Don't forget to enjoy your garden they said

I’ve taken to taking my lunch outdoors - good for some sunshine, the vitamin D and a break from working at the computer but I don’t know if it’s a rest! The view of the manure sacks, the brambles, sticky weed and dandelions don’t give my jobs list a nice warm fuzzy feeling. I do have a  ‘wildflower’ patch - once laid down as a chamomile lawn where now clover, buttercup are allowed to gain foothold - and for the last two years a self sown spotted orchid. it’s the rest of the garden that spooks me when everything is growing so fast. No sooner than I have weeded one area when the other unweeded areas beckon - it’s like painting the Forth Road Bridge - never ending and never clear. 

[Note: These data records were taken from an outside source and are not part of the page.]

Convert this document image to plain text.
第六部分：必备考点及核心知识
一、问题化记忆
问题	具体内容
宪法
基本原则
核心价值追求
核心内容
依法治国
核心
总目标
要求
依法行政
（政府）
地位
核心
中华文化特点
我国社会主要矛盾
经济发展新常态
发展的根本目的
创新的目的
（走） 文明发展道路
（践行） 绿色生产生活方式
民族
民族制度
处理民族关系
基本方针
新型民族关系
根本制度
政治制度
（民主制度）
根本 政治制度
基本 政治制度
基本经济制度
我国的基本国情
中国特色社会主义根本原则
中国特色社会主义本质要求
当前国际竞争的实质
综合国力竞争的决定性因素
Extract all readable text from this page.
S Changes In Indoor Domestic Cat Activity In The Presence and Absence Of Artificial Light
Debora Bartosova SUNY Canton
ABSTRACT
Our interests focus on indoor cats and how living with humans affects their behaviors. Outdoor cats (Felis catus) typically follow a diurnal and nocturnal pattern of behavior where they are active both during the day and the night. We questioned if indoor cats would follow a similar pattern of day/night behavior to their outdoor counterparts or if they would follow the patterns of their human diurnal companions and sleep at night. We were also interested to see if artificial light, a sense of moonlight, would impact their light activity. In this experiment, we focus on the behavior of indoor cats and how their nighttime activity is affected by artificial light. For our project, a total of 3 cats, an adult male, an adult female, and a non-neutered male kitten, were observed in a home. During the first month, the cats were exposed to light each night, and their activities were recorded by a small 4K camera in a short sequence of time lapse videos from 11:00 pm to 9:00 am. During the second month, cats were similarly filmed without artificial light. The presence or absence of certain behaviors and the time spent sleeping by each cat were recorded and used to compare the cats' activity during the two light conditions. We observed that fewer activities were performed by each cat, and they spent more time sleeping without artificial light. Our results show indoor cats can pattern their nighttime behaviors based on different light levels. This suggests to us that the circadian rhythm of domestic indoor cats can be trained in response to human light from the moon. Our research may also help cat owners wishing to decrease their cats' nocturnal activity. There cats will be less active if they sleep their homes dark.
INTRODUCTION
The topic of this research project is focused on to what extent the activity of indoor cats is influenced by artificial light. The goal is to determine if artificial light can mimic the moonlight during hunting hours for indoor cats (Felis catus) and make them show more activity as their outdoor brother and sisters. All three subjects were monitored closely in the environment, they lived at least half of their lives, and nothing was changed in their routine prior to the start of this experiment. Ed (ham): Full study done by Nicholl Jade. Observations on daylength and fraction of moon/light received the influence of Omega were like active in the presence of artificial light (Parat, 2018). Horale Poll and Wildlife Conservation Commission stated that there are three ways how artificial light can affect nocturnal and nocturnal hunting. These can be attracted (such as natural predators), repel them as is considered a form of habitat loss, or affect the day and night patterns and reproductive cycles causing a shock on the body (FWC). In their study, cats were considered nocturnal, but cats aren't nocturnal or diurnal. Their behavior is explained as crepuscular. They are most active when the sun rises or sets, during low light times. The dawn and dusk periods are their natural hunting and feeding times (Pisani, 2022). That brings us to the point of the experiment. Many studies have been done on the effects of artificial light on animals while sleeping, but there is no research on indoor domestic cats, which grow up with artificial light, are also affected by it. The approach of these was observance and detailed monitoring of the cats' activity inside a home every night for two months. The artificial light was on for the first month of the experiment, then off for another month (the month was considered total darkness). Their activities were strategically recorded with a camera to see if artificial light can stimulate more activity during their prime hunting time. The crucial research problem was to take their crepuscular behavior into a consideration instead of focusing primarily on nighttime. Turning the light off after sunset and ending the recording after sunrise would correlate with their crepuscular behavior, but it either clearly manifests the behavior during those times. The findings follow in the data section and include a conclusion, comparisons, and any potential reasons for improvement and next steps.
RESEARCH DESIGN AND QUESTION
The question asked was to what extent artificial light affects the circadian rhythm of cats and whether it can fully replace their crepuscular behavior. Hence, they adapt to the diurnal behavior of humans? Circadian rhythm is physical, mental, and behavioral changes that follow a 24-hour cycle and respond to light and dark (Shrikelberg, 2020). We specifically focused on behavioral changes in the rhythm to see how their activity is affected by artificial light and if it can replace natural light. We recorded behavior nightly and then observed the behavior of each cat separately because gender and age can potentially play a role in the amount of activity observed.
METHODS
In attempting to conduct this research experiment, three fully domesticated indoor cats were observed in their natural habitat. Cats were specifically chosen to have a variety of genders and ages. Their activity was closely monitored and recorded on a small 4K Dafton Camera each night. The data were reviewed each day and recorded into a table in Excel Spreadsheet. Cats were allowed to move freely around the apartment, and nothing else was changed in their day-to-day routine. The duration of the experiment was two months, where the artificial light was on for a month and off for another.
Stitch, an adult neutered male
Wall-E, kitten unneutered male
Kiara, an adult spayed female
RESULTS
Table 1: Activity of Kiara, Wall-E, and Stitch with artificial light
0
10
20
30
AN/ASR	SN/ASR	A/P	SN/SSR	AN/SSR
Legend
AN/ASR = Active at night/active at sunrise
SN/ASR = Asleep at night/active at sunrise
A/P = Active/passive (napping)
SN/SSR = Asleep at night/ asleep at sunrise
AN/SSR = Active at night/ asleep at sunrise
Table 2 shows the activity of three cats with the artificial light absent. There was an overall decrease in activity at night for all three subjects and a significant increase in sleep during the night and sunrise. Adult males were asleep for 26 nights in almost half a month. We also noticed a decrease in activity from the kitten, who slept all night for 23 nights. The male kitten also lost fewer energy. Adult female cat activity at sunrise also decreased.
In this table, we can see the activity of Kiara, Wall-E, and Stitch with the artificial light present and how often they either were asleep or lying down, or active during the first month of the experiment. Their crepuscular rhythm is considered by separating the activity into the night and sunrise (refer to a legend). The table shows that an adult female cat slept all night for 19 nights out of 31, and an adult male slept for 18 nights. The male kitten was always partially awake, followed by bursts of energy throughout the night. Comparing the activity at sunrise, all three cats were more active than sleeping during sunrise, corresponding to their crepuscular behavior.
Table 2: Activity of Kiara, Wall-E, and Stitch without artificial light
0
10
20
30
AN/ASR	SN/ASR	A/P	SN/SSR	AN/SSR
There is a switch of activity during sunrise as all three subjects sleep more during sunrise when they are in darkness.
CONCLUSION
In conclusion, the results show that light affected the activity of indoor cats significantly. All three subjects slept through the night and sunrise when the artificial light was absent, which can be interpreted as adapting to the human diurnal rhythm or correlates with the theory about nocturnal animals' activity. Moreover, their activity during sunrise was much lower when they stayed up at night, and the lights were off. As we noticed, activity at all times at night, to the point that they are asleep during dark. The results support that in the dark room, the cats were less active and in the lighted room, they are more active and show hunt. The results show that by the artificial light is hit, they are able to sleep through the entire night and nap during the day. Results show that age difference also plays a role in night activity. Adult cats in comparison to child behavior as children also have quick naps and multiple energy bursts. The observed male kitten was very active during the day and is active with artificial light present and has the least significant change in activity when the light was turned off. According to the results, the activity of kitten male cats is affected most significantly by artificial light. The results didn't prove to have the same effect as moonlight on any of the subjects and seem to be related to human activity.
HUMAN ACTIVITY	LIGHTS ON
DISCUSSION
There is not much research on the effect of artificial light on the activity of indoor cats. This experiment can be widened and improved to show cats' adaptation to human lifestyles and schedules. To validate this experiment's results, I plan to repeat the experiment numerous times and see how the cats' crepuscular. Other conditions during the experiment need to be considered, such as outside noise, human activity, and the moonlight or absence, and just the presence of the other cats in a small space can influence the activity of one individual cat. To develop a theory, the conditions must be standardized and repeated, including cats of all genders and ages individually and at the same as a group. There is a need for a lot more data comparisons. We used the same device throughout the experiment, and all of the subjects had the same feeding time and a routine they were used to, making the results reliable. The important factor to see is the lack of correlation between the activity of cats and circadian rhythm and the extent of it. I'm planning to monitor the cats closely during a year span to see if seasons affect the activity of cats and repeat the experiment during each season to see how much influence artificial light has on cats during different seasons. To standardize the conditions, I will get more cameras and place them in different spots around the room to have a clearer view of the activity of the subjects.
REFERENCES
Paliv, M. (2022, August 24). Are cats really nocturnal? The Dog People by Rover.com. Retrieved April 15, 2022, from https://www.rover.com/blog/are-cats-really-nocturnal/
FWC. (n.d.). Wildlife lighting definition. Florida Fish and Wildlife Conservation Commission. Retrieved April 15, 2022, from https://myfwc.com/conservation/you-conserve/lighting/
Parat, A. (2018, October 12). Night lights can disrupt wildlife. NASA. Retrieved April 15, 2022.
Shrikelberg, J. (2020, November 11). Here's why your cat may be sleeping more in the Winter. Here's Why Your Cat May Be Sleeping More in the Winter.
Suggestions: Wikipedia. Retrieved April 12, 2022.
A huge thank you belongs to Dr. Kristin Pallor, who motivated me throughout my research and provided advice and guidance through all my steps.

This year I’d decided to buy in some compost and take out  the pernicious weeds - couch grass, buttercup and dandelion and cover with a mulch layer. Being a bit of a procrastinator when buying items online it wasn’t until the start of lockdown I decided I needed to get a move on and order. Next delivery slot 2 weeks time on 14th April. I could manage that. Delivery day came - my brother in law had his delivery. Mine did not come either that day or the next. Several days later I emailed. 5 days after that I had a reply. Your delivery now due on 23rd April. Let’s hope it comes today. I can sympathise both with the company and with the grower in these unprecedented times a bit of patience becomes us. As a company we too are doing our best to fulfil your orders and for most part despite the warm spring our plants will do fine.


Take time to enjoy my garden?  Well when I do look up - the Exochorda macrantha is looking stunning and brings more delight as it reflects the house light in the evening, yellow spikes of scented shrubby mahonia are out, the lilac next door, cherry blossom both flowering and fruiting are now out. The last of the stately magnolias - which keep on giving and odd one here and there over the next few months. Early fronds of the wisteria, paeony buds filling out, strawberries starting to flower, clematis buds on the ready up the trellis. The lupins and hollyhocks have survived the winter - sown last year they have yet to bloom. A new cistus/rock rose now definitely established and sending up flower shoots. The rhubarb and hostas that I split at the back end of last year now all doing their stuff.


Sometimes it is surprising when you start to do a list of the good things that can get overlooked, as to how much there is to appreciate.